Seriously, it's a domain with huge under-the-surface complexity (no pun intended)[1], and most of the early efforts were spent in dealing with the maths and science, rather than software engineering. Things are getting better though.

[1] here is a good jumping off point (imagine the technical debt this might lead to): https://en.wikipedia.org/wiki/Spatial_reference_system

My biggest qualm with Go is exactly this. Especially when deserialising data, data that wasn't sent vs empty/default data can be quite different things, yet you have to be very wary of the values you are processing. Ints default to 0, bools to false... Fuck.
Then don't use json.Decoder, or use pointers in your structs.
Or better solution, don't use Go.
Sure, do everything in JS. So much easier.
Ah yes, Go and JavaScript, the only two programming languages.
No, but there are no other languages applicable in this context, really. You need a (de)serializer in each and every one of them, so you have to find some library, and that also includes Go. The easy choice in Go is the default one (simply called json), but there are quite a few alternative (de)serializers and validators.
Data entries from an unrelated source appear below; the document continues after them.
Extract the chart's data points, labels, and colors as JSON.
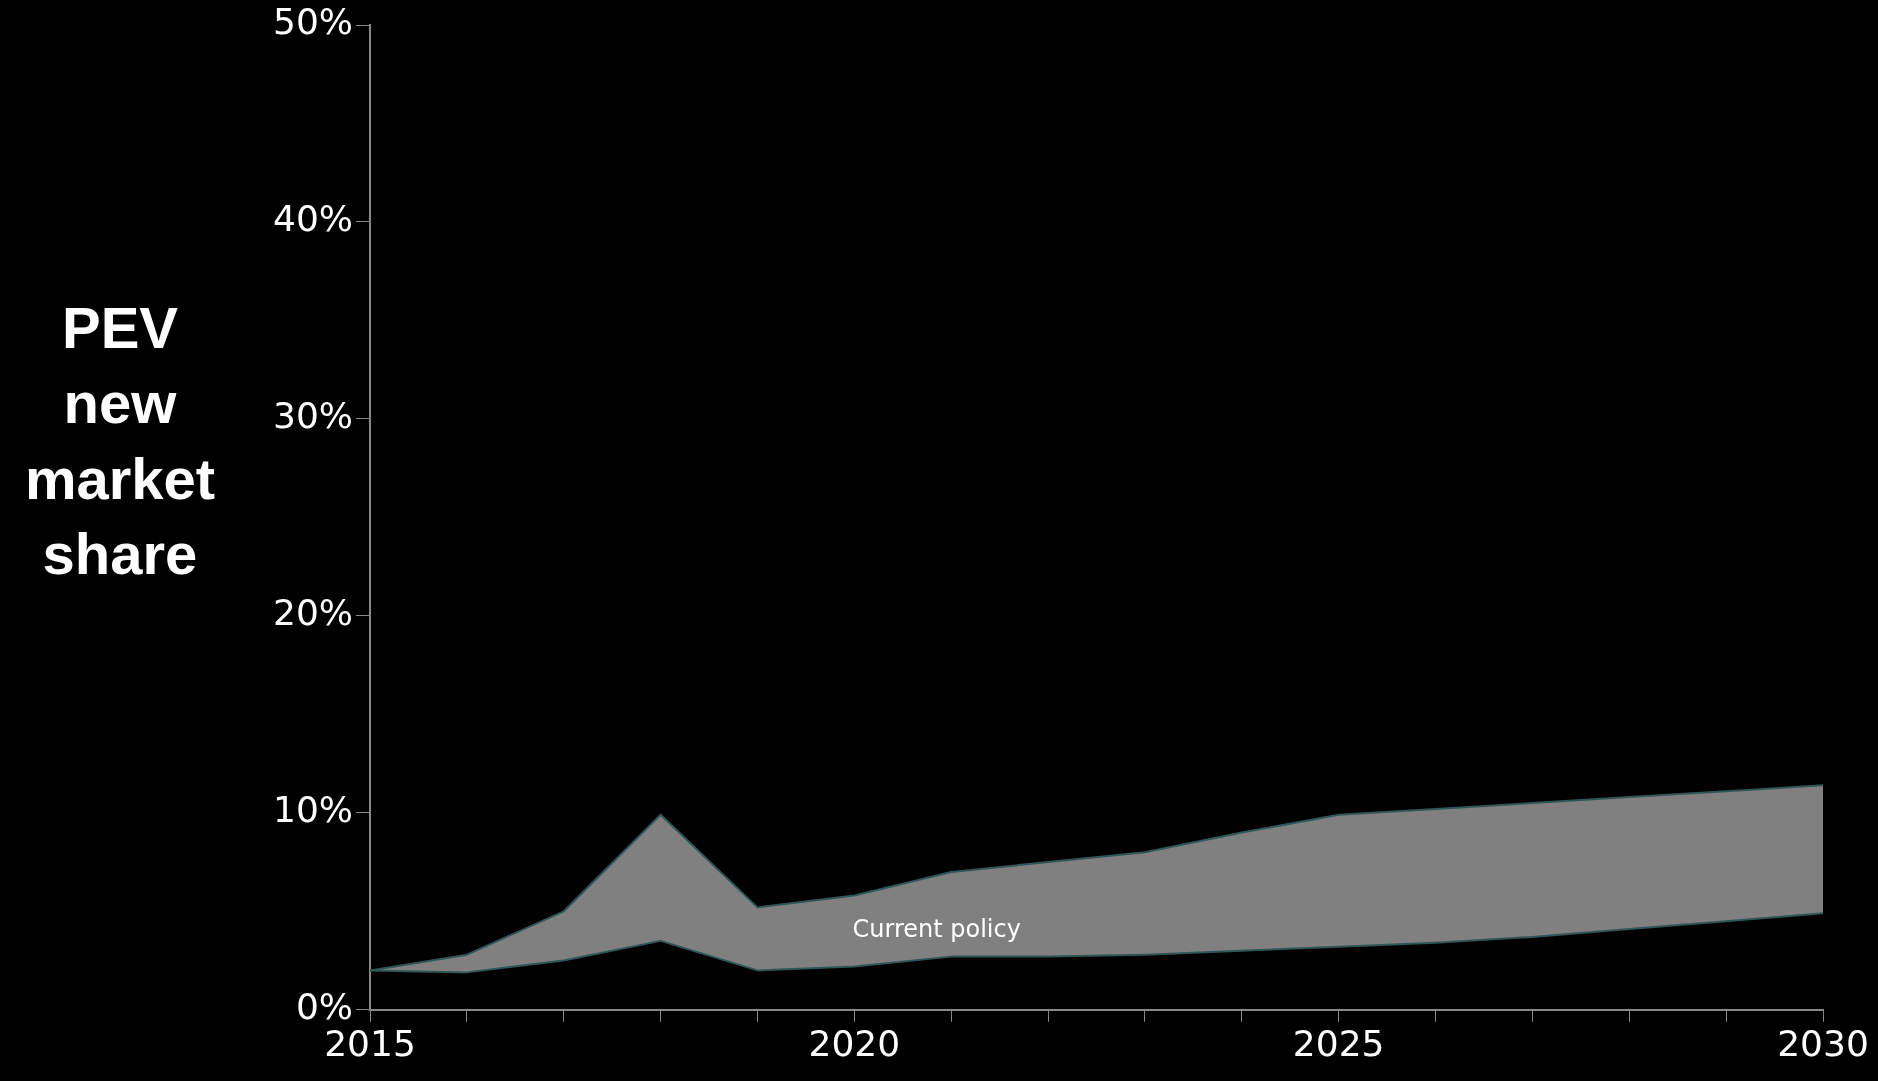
{
  "chart_data": {
    "type": "area",
    "ylabel": "PEV new market share",
    "x": [
      2015,
      2016,
      2017,
      2018,
      2019,
      2020,
      2021,
      2022,
      2023,
      2024,
      2025,
      2026,
      2027,
      2028,
      2029,
      2030
    ],
    "series": [
      {
        "type": "line",
        "color": "#2e5656",
        "values": [
          2.0,
          1.9,
          2.5,
          3.5,
          2.0,
          2.2,
          2.7,
          2.7,
          2.8,
          3.0,
          3.2,
          3.4,
          3.7,
          4.1,
          4.5,
          4.9
        ]
      },
      {
        "color": "#808080",
        "values": [
          2.0,
          2.8,
          5.0,
          9.9,
          5.2,
          5.8,
          7.0,
          7.5,
          8.0,
          9.0,
          9.9,
          10.2,
          10.5,
          10.8,
          11.1,
          11.4
        ]
      }
    ],
    "xlim": [
      2015,
      2030
    ],
    "xticks": [
      2015,
      {
        "value": 2016,
        "label": null
      },
      {
        "value": 2017,
        "label": null
      },
      {
        "value": 2018,
        "label": null
      },
      {
        "value": 2019,
        "label": null
      },
      2020,
      {
        "value": 2021,
        "label": null
      },
      {
        "value": 2022,
        "label": null
      },
      {
        "value": 2023,
        "label": null
      },
      {
        "value": 2024,
        "label": null
      },
      2025,
      {
        "value": 2026,
        "label": null
      },
      {
        "value": 2027,
        "label": null
      },
      {
        "value": 2028,
        "label": null
      },
      {
        "value": 2029,
        "label": null
      },
      2030
    ],
    "ylim": [
      0,
      50
    ],
    "yticks": [
      {
        "value": 0,
        "label": "0%"
      },
      {
        "value": 10,
        "label": "10%"
      },
      {
        "value": 20,
        "label": "20%"
      },
      {
        "value": 30,
        "label": "30%"
      },
      {
        "value": 40,
        "label": "40%"
      },
      {
        "value": 50,
        "label": "50%"
      }
    ],
    "annotations": [
      "Current policy"
    ],
    "grid": false,
    "legend": false
  }
}
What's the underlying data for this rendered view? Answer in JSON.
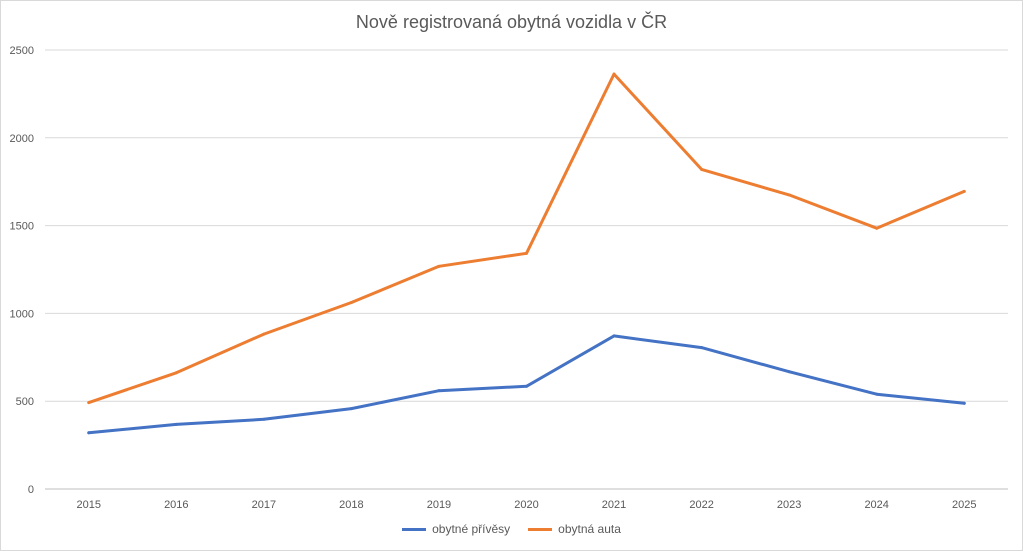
{
  "chart_data": {
    "type": "line",
    "title": "Nově registrovaná obytná vozidla v ČR",
    "xlabel": "",
    "ylabel": "",
    "categories": [
      "2015",
      "2016",
      "2017",
      "2018",
      "2019",
      "2020",
      "2021",
      "2022",
      "2023",
      "2024",
      "2025"
    ],
    "ylim": [
      0,
      2500
    ],
    "yticks": [
      "0",
      "500",
      "1000",
      "1500",
      "2000",
      "2500"
    ],
    "grid": true,
    "legend_position": "bottom",
    "series": [
      {
        "name": "obytné přívěsy",
        "color": "#4472c4",
        "values": [
          320,
          368,
          397,
          458,
          560,
          585,
          872,
          805,
          668,
          540,
          488
        ]
      },
      {
        "name": "obytná auta",
        "color": "#ed7d31",
        "values": [
          492,
          662,
          882,
          1062,
          1268,
          1342,
          2363,
          1820,
          1675,
          1485,
          1695
        ]
      }
    ]
  }
}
The GP just didn't look for them.
I’m guilty of sending results to null island for various reasons and it can be confusing, but to give the user simply an error would be worse, as they have nothing rather than something.
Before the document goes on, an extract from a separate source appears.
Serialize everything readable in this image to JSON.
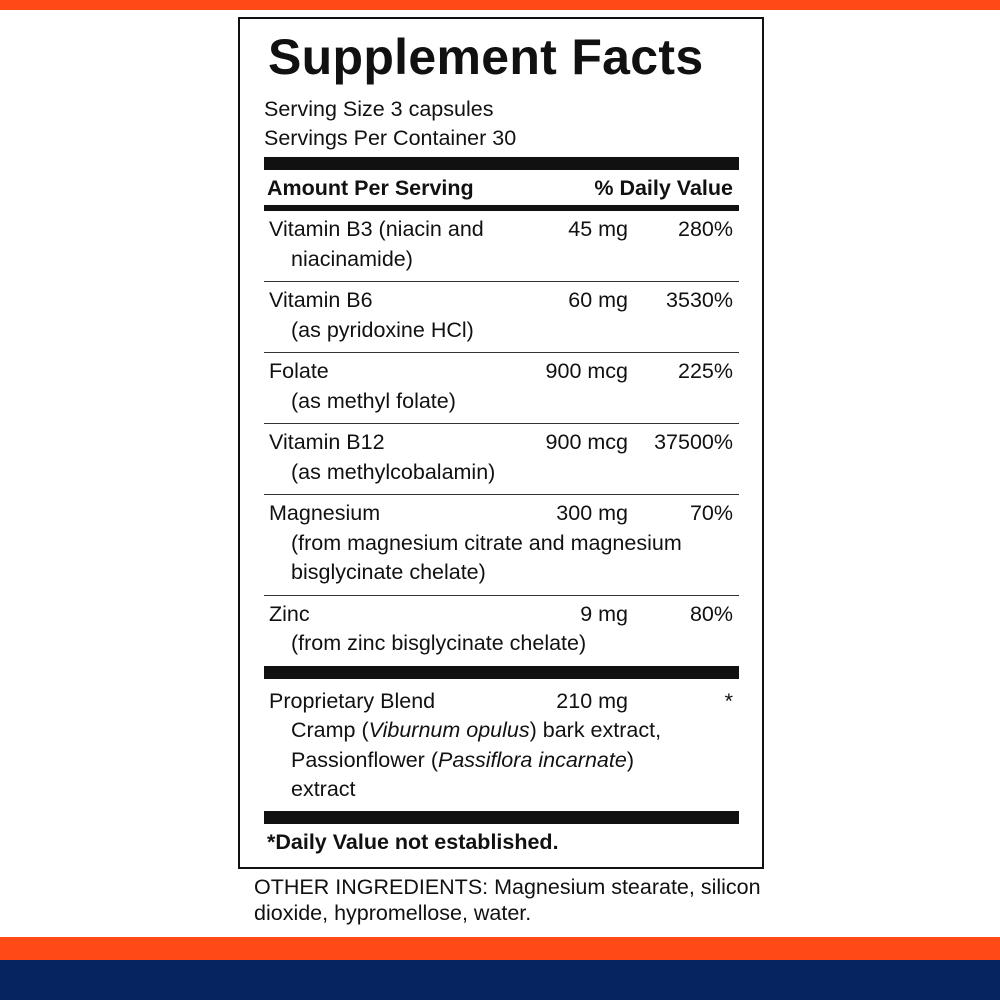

If for some reason we can’t get a geolocation, for various reasons, even a user simply denying access to gps, we can still deliver meaningful results as while the data is improperly located, it still has meaningful coordinates relative to itself and can be transformed later.

If you can handle an error and still return meaningful data that's fine, but returning the coordinates 0,0 to the user because GPS isn't working is far worse than giving them an error message. At that point you're essentially lying to them.
You need an origin, and tbh, there’s things that could be worse, somethings that looks close to what you expect, but actually subtly wrong, which is something we deal with on pretty much a daily basis. At least most of our customers are very unlikely to be doing anything at null island and the problem is obvious.

To a certain extent, all gps data is lying to you, it’s about figuring out how much it’s lying to you, sticking something at 0,0 is fairly tame and much easier to detect than something being out by 5cm

We do indicate to the user in the ui if no gps signal is available for example, or it’s low quality, but sometimes we get things like the system reporting it’s current location as the estimated location of the last wifi connection.

We also might start something and have no gps, but acquire it later, could be seconds, minutes or never, the accuracy can increase and decrease, we don’t force the user to give up, we record what we can. we still face limitations from software further down the chain that require coordinates as inputs.

The problem comes from databases. Sometimes you simply have no source for the data. (Say, your phone with GPS turned off and now towers around.)
That's what NULL (or it's various equivalents) is for.
Have you ever seen software that correctly deals with error conditions in all circumstances? I sure haven’t.
There's a huge difference between recognizing that most software will have some bugs and creating a system that's so broken by design that you have to invent a fictitious island to work around it.
What part of the design is broken? What design?

This looks to me like a bunch of individually broken pieces of software that have a common failure mode.